Le 16 mars 2018, la Chancellerie a adressé au Conseil national des Barreaux une lettre dans laquelle elle revient sur l’étendue du rôle de l’avocat dans l’avant-projet de loi de programmation de la justice pour la période 2018-2022. En réponse, l’assemblée générale du Conseil national des barreaux (CNB) s’est réunie les 16 et 17 mars derniers.

Représentation obligatoire en première instance et en appel

Le ministère de la Justice entend rendre obligatoire la présence de l’avocat dans les contentieux relatifs à l’expropriation, aux loyers commerciaux, aux baux ruraux, aux référés relevant actuellement du TGI et au contentieux de l’exécution (dépassant un certain seuil qui pourrait être fixé à 10 000 euros). Au total, cela représenterait environ 100 000 affaires par an.

En appel, l’avocat deviendrait obligatoire pour les contentieux de la sécurité sociale, de l’expropriation, des tutelles et de l’assistance éducative.

 

Suppression de l’avocat dans la procédure de CRPC ?

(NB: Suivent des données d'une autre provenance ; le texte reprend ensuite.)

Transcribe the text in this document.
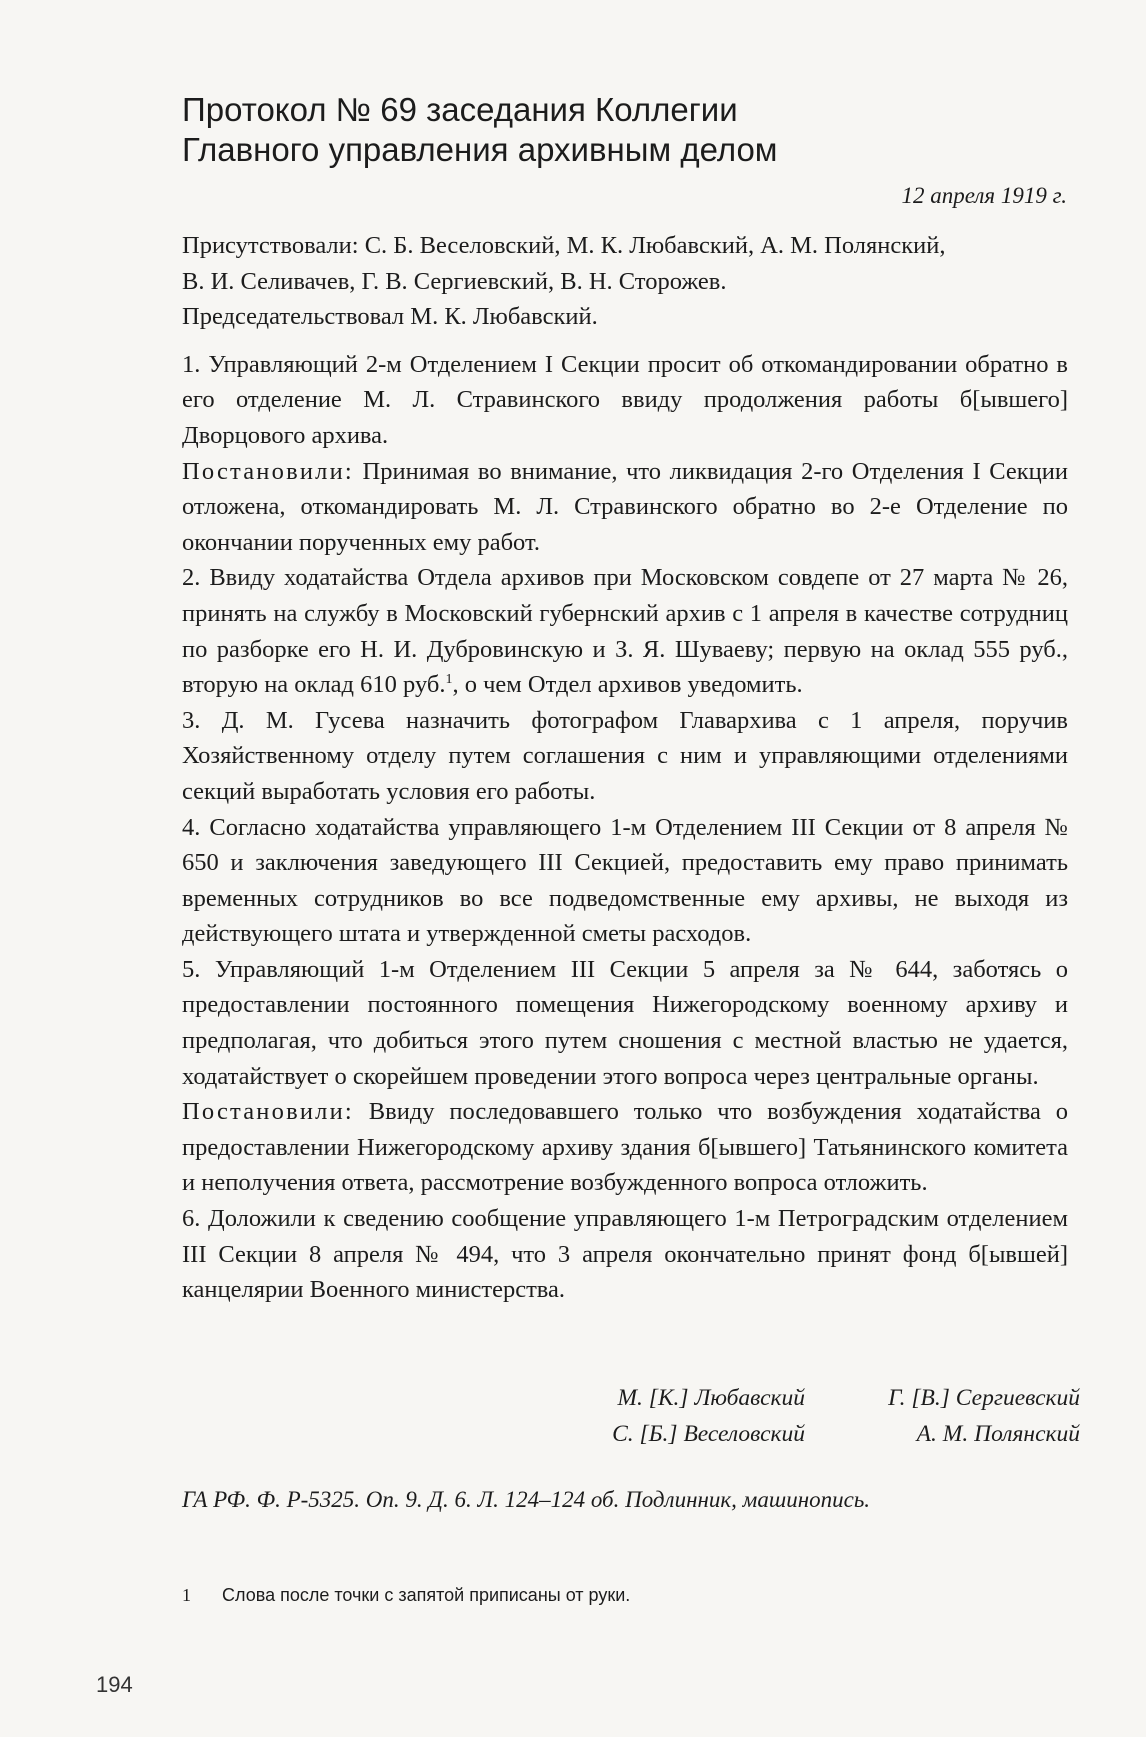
Протокол № 69 заседания Коллегии
Главного управления архивным делом
12 апреля 1919 г.

Присутствовали: С. Б. Веселовский, М. К. Любавский, А. М. Полянский,

В. И. Селивачев, Г. В. Сергиевский, В. Н. Сторожев.

Председательствовал М. К. Любавский.

1. Управляющий 2-м Отделением I Секции просит об откомандировании обратно в его отделение М. Л. Стравинского ввиду продолжения работы б[ывшего] Дворцового архива.

Постановили: Принимая во внимание, что ликвидация 2-го Отделения I Секции отложена, откомандировать М. Л. Стравинского обратно во 2-е Отделение по окончании порученных ему работ.

2. Ввиду ходатайства Отдела архивов при Московском совдепе от 27 марта № 26, принять на службу в Московский губернский архив с 1 апреля в качестве сотрудниц по разборке его Н. И. Дубровинскую и З. Я. Шуваеву; первую на оклад 555 руб., вторую на оклад 610 руб.$^1$, о чем Отдел архивов уведомить.

3. Д. М. Гусева назначить фотографом Главархива с 1 апреля, поручив Хозяйственному отделу путем соглашения с ним и управляющими отделениями секций выработать условия его работы.

4. Согласно ходатайства управляющего 1-м Отделением III Секции от 8 апреля № 650 и заключения заведующего III Секцией, предоставить ему право принимать временных сотрудников во все подведомственные ему архивы, не выходя из действующего штата и утвержденной сметы расходов.

5. Управляющий 1-м Отделением III Секции 5 апреля за № 644, заботясь о предоставлении постоянного помещения Нижегородскому военному архиву и предполагая, что добиться этого путем сношения с местной властью не удается, ходатайствует о скорейшем проведении этого вопроса через центральные органы.

Постановили: Ввиду последовавшего только что возбуждения ходатайства о предоставлении Нижегородскому архиву здания б[ывшего] Татьянинского комитета и неполучения ответа, рассмотрение возбужденного вопроса отложить.

6. Доложили к сведению сообщение управляющего 1-м Петроградским отделением III Секции 8 апреля № 494, что 3 апреля окончательно принят фонд б[ывшей] канцелярии Военного министерства.

М. [К.] Любавский	Г. [В.] Сергиевский
С. [Б.] Веселовский	А. М. Полянский
ГА РФ. Ф. Р-5325. Оп. 9. Д. 6. Л. 124–124 об. Подлинник, машинопись.
1 Слова после точки с запятой приписаны от руки.
194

Le CNB craignait la suppression du caractère obligatoire lors de la comparution sur reconnaissance préalable de culpabilité (CRPC). Le ministère de la justice confirme que l’avant-projet de loi ne prévoit pas cette suppression, et précise que « cette procédure n’est en effet modifiée que sur trois points » : possibilité de proposer des peines d’emprisonnement de plus d’un an

 

Procédure pénale

Le projet de loi de modernisation de la justice prévoit des mesures de simplification parmi lesquelles la possibilité pour le prévenu de demander son audition avant sa comparution devant un tribunal, la convocation de son avocat dans les 5 jours et l’accès à son dossier par ce dernier dans les 4 jours. Pour le CNB, le principe du contradictoire devrait être préservé à chacune de ces étapes, cette simplification étant trop large.

 

Création d’un tribunal criminel départemental

La ministre de la Justice le souligne, ce projet expérimental a un objectif « purement qualitatif. Il tend, dans l’intérêt de la société, des victimes et des auteurs à réduire les délais de jugement dans un contexte où la France a fait l’objet de nombreuses condamnation » par la CEDH en raison des délais anormalement longs devant les cours d’assises.

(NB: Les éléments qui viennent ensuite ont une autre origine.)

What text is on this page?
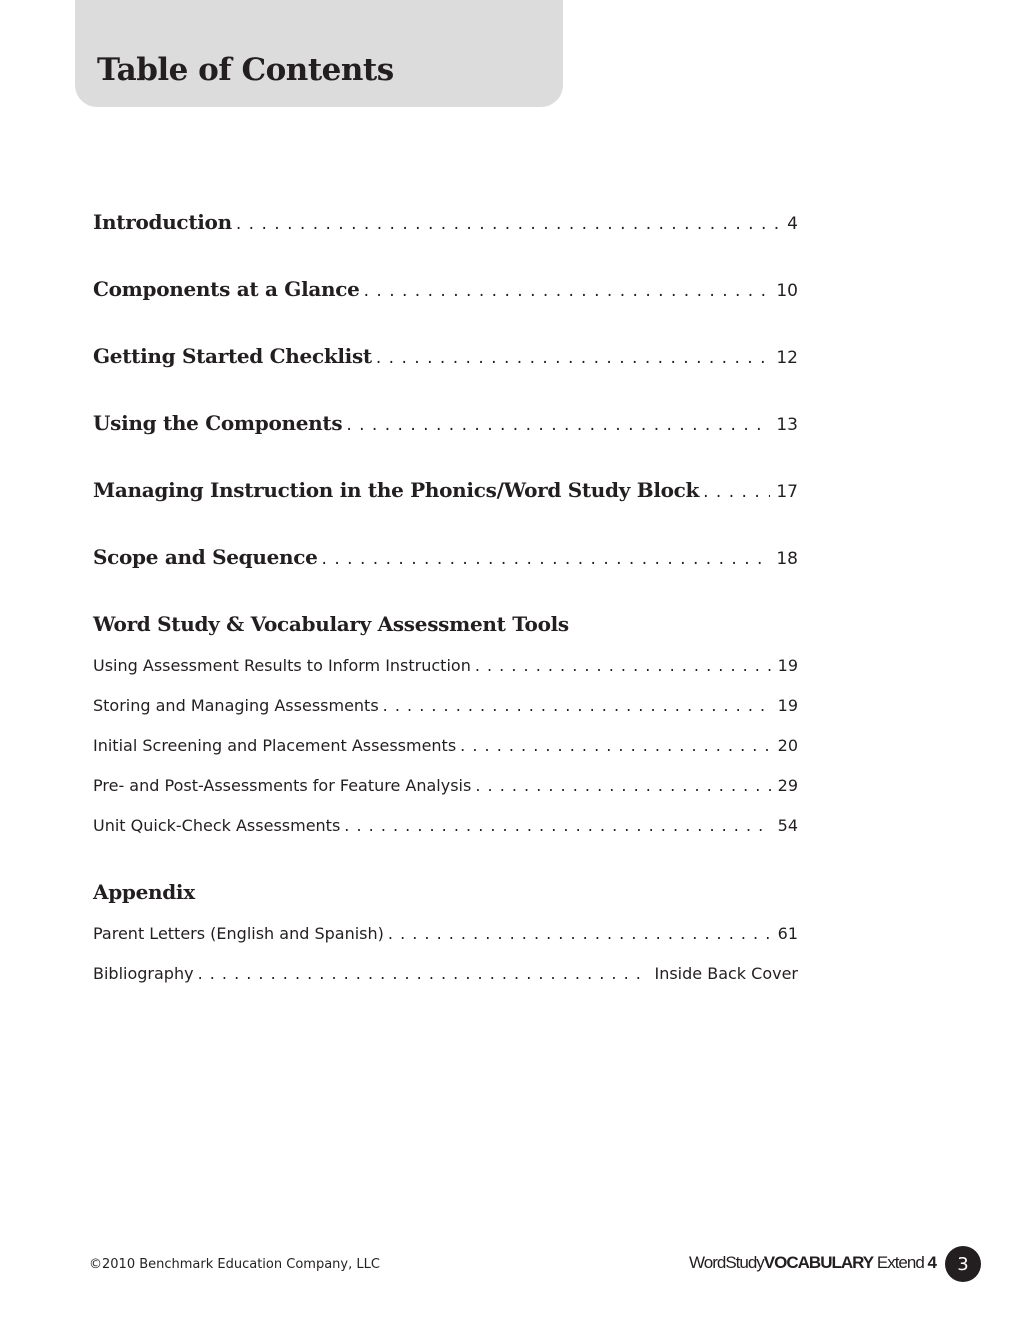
Table of Contents
Introduction . . .	4
Components at a Glance . . .	10
Getting Started Checklist . . .	12
Using the Components . . .	13
Managing Instruction in the Phonics/Word Study Block . . .	17
Scope and Sequence . . .	18
Word Study & Vocabulary Assessment Tools
Using Assessment Results to Inform Instruction . . .	19
Storing and Managing Assessments . . .	19
Initial Screening and Placement Assessments . . .	20
Pre- and Post-Assessments for Feature Analysis . . .	29
Unit Quick-Check Assessments . . .	54
Appendix
Parent Letters (English and Spanish) . . .	61
Bibliography . . .	Inside Back Cover
©2010 Benchmark Education Company, LLC	WordStudyVOCABULARY Extend 4	3
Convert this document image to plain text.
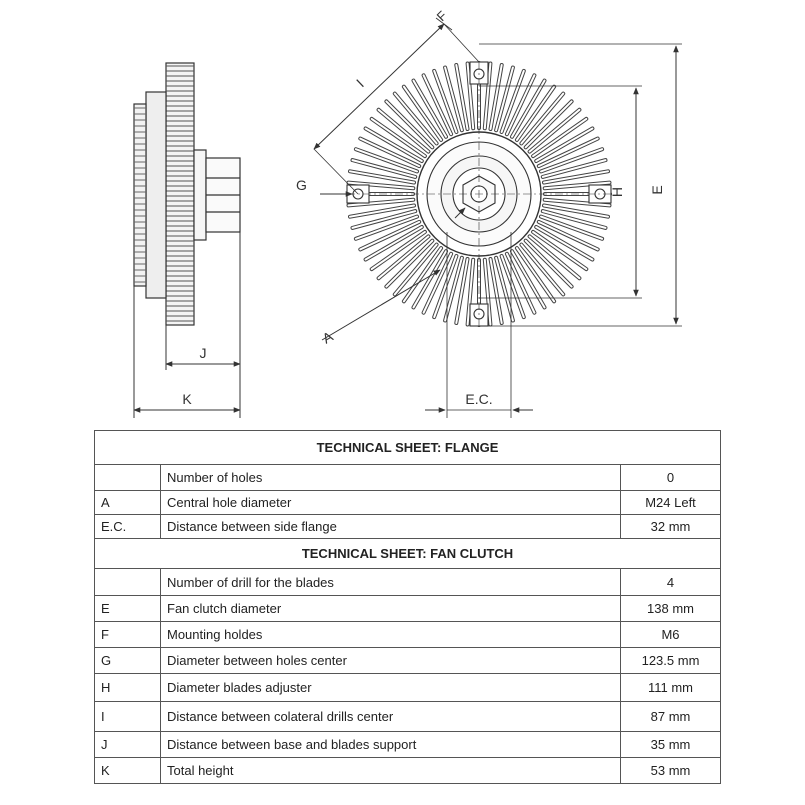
J
K
I
F
A
G	H E
E.C.
TECHNICAL SHEET: FLANGE		
	Number of holes	0
A	Central hole diameter	M24 Left
E.C.	Distance between side flange	32 mm
TECHNICAL SHEET: FAN CLUTCH		
	Number of drill for the blades	4
E	Fan clutch diameter	138 mm
F	Mounting holdes	M6
G	Diameter between holes center	123.5 mm
H	Diameter blades adjuster	111 mm
I	Distance between colateral drills center	87 mm
J	Distance between base and blades support	35 mm
K	Total height	53 mm
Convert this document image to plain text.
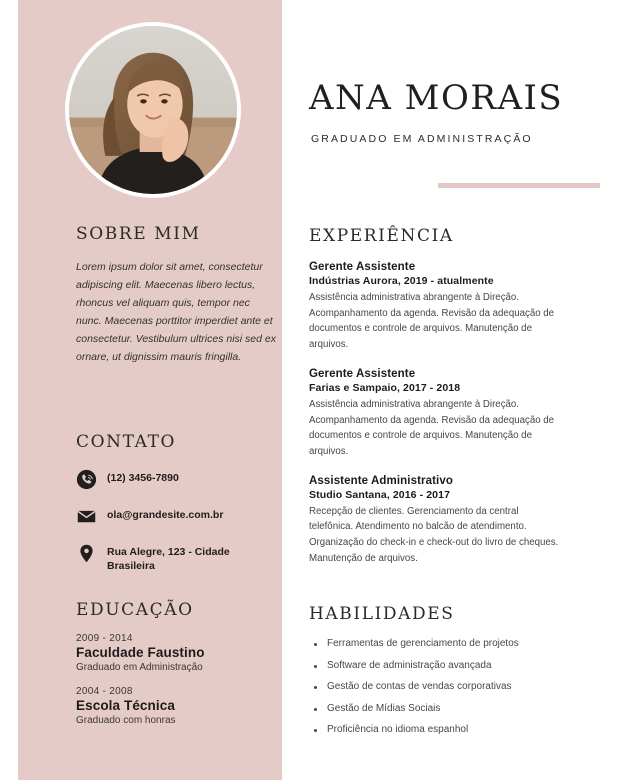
SOBRE MIM
Lorem ipsum dolor sit amet, consectetur adipiscing elit. Maecenas libero lectus, rhoncus vel aliquam quis, tempor nec nunc. Maecenas porttitor imperdiet ante et consectetur. Vestibulum ultrices nisi sed ex ornare, ut dignissim mauris fringilla.
CONTATO
(12) 3456-7890
ola@grandesite.com.br
Rua Alegre, 123 - Cidade Brasileira
EDUCAÇÃO
2009 - 2014
Faculdade Faustino
Graduado em Administração
2004 - 2008
Escola Técnica
Graduado com honras
ANA MORAIS
GRADUADO EM ADMINISTRAÇÃO
EXPERIÊNCIA
Gerente Assistente
Indústrias Aurora, 2019 - atualmente
Assistência administrativa abrangente à Direção. Acompanhamento da agenda. Revisão da adequação de documentos e controle de arquivos. Manutenção de arquivos.
Gerente Assistente
Farias e Sampaio, 2017 - 2018
Assistência administrativa abrangente à Direção. Acompanhamento da agenda. Revisão da adequação de documentos e controle de arquivos. Manutenção de arquivos.
Assistente Administrativo
Studio Santana, 2016 - 2017
Recepção de clientes. Gerenciamento da central telefônica. Atendimento no balcão de atendimento. Organização do check-in e check-out do livro de cheques. Manutenção de arquivos.
HABILIDADES
Ferramentas de gerenciamento de projetos
Software de administração avançada
Gestão de contas de vendas corporativas
Gestão de Mídias Sociais
Proficiência no idioma espanhol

La ministre rassure, « l’objectif n’est ainsi nullement de supprimer la cour d’assises ».

En instaurant un tribunal criminel départemental, le CNB estime que le texte « tend à initier une véritable révolution sans concertation […] qui aboutit à une extension de la correctionnalisation pour tous les crimes ». Cela aurait pour effet de diminuer l’oralité au détriment des droits de la défense.

Par conséquent, le CNB demande à la ministre de la Justice d’être associé à la rédaction des décrets et ordonnances et prévoit une journée « justice morte » ce mercredi 21 mars 2018 (grève des audiences, arrêt des désignations par le bâtonnier des avocats commis d’office, manifestations, etc.).